As a matter of fact, the Russians haven’t even released the size of the golf ball, marble, beach ball or hot-air balloon that the T-50’s RCS is equivalent to. Ha-Ha-Ha!!
(Before anyone starts with me, this is a joke)
A lot of you guys keep demonstrating your total ignorance of stealth by stating that PAK-FA is stealthier than F-35. I’ll be the first to admit, I DON’T KNOW. As for the rest of you, I’ll repeat, YOU CANNOT QUANTIFY THE STEALTHINESS OF A PLANE BY LOOKING AT IT !!!
Modern stealth design includes internal positioning of metal structures and equipment to reflect and absorb mm-wave radiation (much like cones lining walls of anechoic chambers – internal reflection). The outer ‘skin’, composed for the most part of composite materials, is mostly transparent.
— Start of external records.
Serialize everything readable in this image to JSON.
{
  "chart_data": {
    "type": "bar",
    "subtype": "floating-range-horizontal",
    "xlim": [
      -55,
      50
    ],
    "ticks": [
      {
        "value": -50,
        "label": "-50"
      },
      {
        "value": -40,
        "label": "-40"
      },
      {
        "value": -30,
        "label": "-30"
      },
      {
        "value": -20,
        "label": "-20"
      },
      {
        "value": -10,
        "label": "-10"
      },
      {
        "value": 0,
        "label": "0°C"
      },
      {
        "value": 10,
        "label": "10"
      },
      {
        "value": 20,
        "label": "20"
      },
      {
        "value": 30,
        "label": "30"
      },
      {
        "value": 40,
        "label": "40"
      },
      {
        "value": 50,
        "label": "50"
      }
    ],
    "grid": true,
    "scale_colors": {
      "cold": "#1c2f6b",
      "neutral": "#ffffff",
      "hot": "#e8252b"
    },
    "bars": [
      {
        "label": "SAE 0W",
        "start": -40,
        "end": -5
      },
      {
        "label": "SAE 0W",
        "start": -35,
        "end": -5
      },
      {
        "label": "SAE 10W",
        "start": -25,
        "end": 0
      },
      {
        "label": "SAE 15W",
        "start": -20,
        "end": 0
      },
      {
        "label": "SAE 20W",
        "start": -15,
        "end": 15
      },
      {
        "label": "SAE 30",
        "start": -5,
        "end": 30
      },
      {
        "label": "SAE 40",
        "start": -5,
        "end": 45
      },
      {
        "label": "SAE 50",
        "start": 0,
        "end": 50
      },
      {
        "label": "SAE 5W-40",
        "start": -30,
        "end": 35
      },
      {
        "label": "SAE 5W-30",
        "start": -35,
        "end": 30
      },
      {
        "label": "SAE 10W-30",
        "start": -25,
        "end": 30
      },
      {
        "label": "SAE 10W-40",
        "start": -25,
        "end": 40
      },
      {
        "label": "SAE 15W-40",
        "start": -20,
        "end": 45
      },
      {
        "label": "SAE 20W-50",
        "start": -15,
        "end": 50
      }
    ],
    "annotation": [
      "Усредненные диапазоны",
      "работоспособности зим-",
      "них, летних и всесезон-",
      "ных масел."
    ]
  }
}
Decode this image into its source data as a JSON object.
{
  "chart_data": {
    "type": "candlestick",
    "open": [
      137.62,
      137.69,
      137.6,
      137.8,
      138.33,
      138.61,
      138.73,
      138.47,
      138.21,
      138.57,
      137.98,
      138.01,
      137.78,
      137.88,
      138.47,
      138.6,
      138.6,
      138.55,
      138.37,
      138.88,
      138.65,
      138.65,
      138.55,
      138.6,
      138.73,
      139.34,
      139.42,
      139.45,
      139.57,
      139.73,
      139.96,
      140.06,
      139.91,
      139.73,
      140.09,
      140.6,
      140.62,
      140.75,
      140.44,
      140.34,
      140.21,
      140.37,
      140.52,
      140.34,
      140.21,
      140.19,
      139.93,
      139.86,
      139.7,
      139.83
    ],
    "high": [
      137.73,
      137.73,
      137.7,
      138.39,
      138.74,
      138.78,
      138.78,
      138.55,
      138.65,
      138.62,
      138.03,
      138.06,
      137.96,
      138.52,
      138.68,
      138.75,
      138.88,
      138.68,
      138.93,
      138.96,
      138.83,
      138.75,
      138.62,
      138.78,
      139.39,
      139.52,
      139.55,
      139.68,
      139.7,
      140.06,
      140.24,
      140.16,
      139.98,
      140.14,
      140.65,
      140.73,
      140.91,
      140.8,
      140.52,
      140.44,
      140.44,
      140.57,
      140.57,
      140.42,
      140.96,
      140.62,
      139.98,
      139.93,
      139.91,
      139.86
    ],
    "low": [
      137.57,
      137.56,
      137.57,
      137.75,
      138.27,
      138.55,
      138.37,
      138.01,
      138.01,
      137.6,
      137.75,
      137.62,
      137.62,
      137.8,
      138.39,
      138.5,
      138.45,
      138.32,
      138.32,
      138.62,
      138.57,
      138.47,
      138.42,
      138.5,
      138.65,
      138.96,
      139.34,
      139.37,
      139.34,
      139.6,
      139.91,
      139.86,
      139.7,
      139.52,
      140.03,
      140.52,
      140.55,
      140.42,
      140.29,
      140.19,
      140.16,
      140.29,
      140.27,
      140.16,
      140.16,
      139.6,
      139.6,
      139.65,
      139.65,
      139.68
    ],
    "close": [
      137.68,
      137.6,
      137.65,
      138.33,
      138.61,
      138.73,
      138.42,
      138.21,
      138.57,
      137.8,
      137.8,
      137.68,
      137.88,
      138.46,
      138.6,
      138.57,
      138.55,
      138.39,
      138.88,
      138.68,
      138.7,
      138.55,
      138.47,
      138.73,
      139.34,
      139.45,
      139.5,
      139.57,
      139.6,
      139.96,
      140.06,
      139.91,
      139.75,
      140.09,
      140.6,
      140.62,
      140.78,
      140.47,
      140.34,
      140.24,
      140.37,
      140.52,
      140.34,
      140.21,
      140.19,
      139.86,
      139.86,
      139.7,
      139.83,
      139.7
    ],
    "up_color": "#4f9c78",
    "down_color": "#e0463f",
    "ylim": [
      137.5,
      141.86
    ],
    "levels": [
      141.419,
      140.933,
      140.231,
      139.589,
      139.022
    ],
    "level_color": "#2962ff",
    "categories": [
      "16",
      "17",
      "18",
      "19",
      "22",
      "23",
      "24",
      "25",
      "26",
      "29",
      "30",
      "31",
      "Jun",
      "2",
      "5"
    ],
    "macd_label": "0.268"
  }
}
How anyone, having just seen videos of the T-50 and knowing very little else about the plane, can say with any certainty what its degree of stealthiness is, is beyond me
Some people are comparing individual features of the F-35 and saying they could be better and may even be inferior to existing fighters. No-one seems to be comparing the total package.
Even assuming the F-35 is less agile than an F-16 (just as an example), when combined with the element of surprise imparted by its stealth capability, it will probably win every engagement. Other abilities which are conveniently forgotten are V/STOL capability and damage resistance of a bulkier structure.
The only problem with the platform is the constantly escalating cost, but this should have been foreseen for such a demanding requirement and specification.
Doctorate of Philosophy is long form for PhD or a 7yr advanced University degree. Here in Canada , anyway we have BSc, 4yr degree, MSc, 5yr degree and PhD. At least in the sciences.